Technical Program

Paper Detail

Session:Poster Session
Location:Poster Area
Session Time:Wednesday, June 27, 15:40 - 17:00
Presentation Time:Wednesday, June 27, 15:40 - 16:40
Presentation: Poster
Paper Title: REGION-WISE SUPER-RESOLUTION ALGORITHM BASED ON THE VIEWPOINT DISTRIBUTION
Authors: Kazunori Uruma; Tokyo University of Science, Japan 
 Shunsuke Takasu; Tokyo University of Science, Japan 
 Keiko Masuda; Tokyo University of Science, Japan 
 Seiichiro Hangai; Tokyo University of Science, Japan 
Abstract: Recently, super-resolution techniques have been energetically studied for the purpose of reusing the low resolution image contents. Although a lot of approaches to achieve the appropriate super-resolution have been proposed such as non-linear filtering, total variation regularization, deep learning etc., the characteristic of the viewpoint distribution of the observer has not been effectively utilized. Because applying super-resolution to unimportant regions in an image may hinder the observer’s attention to seeing the display, it leads to a low subjective evaluation.
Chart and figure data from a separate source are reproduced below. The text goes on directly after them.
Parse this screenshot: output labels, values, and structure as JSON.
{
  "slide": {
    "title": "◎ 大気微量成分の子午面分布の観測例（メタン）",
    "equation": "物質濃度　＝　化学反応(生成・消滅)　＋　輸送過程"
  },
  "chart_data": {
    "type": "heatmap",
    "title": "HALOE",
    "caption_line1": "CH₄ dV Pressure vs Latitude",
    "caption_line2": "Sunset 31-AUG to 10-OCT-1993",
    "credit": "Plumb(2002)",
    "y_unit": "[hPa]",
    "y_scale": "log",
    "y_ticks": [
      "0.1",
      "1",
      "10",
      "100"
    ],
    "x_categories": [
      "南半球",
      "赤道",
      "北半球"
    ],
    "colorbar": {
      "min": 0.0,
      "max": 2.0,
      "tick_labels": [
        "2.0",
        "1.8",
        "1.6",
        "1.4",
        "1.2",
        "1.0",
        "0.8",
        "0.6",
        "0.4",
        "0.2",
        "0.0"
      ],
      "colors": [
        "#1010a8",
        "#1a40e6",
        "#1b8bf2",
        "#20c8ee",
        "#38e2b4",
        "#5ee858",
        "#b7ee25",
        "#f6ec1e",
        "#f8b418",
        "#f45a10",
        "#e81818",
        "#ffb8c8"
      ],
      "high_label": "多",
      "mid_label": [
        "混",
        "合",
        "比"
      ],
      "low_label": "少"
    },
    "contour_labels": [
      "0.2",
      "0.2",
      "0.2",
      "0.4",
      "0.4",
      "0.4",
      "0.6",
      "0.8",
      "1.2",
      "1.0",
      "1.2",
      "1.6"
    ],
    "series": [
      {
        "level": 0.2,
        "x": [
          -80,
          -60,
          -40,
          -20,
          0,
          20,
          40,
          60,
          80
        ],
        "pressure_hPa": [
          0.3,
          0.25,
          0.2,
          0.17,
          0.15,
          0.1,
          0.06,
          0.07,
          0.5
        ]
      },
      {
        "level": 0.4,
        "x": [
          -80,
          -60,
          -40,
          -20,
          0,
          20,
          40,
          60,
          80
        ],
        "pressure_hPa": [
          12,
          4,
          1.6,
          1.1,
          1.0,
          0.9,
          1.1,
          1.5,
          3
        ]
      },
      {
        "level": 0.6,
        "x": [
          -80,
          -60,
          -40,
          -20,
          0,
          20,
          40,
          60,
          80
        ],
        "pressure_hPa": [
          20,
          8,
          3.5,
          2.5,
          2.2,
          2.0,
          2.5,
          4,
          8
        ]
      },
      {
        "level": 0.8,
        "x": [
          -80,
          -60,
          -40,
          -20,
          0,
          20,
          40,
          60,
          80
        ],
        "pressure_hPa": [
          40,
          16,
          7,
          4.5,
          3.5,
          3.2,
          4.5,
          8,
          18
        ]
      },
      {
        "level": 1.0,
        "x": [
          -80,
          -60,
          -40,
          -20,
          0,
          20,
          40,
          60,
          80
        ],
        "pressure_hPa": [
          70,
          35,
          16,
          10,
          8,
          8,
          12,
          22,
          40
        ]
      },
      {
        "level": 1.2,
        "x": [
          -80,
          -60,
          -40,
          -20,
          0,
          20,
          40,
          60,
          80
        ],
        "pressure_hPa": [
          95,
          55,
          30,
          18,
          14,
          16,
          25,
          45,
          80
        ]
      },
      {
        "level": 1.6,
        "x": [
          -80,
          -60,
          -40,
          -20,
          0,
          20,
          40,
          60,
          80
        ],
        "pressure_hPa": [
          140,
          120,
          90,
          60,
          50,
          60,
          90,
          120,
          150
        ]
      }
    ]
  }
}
This paper proposes the region-wise super-resolution algorithm based on the viewpoint distribution of observer. However, we cannot obtain the viewpoint distribution map for an image without the pre-experiment using the device such as eye mark recorder, therefore, the saliency map is utilized in this paper. Numerical examples show that the proposed algorithm using saliency map achieves a higher subjective evaluation than the previous study based on the non-linear filtering based super-resolution. Furthermore, in numerical examples, the proposed algorithm using the saliency map is shown to give the similar results of the algorithm using the viewpoint distribution map obtained by the pre-experiment using eye mark recorder.